Data Challenges and HDF5 – Past, Present, Future

Mike Folk, The HDF GRoup

A hopeful band of folks from three US national laboratories and a supercomputing center started HDF5 in 1997 to address the need for a scientific data format for high end applications. HDF5 had to achieve fast I/O speeds on immense parallel systems that in 1997 were still on the drawing boards, and to accommodate high volume, complex, large data volumes, while still offering the earlier HDF benefits of portability, sharability and flexibility. How well has HDF5 met these needs?

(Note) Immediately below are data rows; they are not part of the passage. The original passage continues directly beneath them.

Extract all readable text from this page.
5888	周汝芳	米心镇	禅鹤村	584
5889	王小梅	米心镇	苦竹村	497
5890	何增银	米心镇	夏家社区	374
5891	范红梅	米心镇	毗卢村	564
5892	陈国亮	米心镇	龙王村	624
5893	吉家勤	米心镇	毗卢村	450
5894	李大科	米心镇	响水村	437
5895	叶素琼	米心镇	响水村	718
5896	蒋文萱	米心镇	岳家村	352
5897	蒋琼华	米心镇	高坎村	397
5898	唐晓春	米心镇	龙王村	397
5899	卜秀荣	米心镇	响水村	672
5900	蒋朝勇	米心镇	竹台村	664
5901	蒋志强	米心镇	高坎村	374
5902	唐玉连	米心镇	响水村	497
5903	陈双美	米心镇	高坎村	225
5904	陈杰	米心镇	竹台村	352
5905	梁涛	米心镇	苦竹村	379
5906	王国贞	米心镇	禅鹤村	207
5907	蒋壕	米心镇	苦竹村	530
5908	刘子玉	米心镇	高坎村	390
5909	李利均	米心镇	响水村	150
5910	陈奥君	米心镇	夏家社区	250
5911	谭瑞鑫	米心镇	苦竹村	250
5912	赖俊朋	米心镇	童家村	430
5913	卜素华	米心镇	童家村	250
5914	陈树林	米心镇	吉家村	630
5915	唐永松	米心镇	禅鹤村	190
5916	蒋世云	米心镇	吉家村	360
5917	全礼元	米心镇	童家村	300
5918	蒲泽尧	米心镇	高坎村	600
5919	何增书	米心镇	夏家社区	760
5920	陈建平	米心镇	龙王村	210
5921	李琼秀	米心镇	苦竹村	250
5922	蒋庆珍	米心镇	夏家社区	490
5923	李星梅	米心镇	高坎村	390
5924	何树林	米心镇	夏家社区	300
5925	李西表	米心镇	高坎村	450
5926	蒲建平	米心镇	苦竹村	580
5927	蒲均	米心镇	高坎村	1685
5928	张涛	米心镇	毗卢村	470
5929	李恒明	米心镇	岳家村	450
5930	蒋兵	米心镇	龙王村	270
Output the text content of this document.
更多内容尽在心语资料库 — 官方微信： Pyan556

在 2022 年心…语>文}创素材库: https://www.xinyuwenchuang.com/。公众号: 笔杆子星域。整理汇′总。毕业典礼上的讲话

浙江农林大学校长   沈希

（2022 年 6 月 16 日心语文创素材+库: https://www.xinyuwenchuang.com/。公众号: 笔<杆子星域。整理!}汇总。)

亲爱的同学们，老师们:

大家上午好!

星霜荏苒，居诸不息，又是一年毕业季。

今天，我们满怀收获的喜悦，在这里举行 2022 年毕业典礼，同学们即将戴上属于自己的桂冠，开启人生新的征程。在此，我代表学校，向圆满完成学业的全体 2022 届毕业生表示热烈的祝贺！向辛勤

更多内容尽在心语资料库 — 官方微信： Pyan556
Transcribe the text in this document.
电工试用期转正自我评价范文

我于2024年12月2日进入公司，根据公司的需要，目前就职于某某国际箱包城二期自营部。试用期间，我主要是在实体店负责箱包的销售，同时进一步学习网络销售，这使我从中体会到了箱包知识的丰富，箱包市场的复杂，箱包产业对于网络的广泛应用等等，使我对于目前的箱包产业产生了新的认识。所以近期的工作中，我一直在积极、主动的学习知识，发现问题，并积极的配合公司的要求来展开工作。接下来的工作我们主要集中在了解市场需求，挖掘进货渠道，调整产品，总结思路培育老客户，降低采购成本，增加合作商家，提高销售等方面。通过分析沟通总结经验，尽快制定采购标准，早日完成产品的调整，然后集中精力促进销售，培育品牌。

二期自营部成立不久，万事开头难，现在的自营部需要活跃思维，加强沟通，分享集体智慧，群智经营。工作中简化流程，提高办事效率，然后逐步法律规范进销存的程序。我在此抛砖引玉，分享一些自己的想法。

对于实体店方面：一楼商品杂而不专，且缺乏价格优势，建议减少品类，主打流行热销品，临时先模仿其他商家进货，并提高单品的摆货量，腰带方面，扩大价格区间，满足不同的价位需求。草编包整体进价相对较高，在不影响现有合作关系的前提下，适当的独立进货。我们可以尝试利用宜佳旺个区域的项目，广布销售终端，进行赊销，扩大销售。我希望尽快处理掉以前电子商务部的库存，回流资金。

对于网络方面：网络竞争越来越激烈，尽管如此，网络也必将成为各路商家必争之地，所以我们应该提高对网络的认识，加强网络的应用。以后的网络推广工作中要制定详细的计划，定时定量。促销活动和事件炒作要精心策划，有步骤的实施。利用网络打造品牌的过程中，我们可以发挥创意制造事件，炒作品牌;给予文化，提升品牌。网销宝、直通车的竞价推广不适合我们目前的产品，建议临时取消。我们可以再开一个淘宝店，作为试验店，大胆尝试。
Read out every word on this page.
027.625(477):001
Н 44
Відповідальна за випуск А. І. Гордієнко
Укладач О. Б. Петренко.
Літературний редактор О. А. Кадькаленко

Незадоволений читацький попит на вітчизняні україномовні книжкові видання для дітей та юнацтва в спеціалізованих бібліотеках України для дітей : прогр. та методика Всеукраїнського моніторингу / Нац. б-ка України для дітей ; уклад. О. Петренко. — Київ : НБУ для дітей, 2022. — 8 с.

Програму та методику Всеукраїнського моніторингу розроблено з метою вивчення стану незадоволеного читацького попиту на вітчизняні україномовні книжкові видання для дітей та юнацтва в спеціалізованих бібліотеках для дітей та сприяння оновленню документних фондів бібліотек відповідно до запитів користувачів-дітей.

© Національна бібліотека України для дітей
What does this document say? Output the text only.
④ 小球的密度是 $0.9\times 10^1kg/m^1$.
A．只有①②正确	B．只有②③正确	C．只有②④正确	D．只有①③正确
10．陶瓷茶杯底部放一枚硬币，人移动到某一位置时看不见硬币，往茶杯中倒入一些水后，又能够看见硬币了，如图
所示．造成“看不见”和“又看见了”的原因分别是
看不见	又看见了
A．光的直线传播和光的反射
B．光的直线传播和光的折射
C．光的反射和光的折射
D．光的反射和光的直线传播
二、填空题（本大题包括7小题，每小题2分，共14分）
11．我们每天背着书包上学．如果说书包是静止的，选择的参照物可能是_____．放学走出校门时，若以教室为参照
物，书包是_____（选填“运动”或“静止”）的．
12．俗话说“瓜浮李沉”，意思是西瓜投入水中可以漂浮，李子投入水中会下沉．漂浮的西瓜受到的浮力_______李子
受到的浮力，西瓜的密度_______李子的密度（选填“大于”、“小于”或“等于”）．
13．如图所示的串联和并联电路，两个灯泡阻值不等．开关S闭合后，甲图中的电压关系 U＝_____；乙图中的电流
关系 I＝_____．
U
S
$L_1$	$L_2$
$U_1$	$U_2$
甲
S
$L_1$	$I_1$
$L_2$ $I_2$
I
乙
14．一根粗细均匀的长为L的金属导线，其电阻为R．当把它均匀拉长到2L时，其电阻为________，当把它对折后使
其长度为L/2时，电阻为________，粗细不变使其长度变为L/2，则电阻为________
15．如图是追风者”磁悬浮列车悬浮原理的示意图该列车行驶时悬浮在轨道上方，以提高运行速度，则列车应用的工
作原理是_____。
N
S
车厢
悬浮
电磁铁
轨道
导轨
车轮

Some funny things happened on the way to 2007. Computers got bigger and new architectures emerged; data volumes grew in size and complexity as data production accelerated; the web became our personal computer; whole new applications and users found HDF5 enticing; people came up with clever new ways to do things in HDF5; paper-centric institutions became digital, and people asked serious questions about preserving their data for hundreds of years. These challenges have brought new expectations and requirements for HDF5. How has HDF5 responded?

And, we know, more funny things will happen in the next decade. Petascale systems and storage will go mainstream; nanotechnology and highly multiplexed instrumentation will collect data in volumes and at speeds that that alter our notions of I/O speed; new applications will discover weaknesses in their ability to handle large, heterogeneous, complex data and will take a look at HDF5; and the scientific mainstream will finally, really embrace traditional database technology. What is HDF5 doing about these challenges?

"Data Challenges and HDF5" will describe HDF5, assess its ability to address challenges posed by recent technological change and new applications, and take a look toward meeting future data challenges.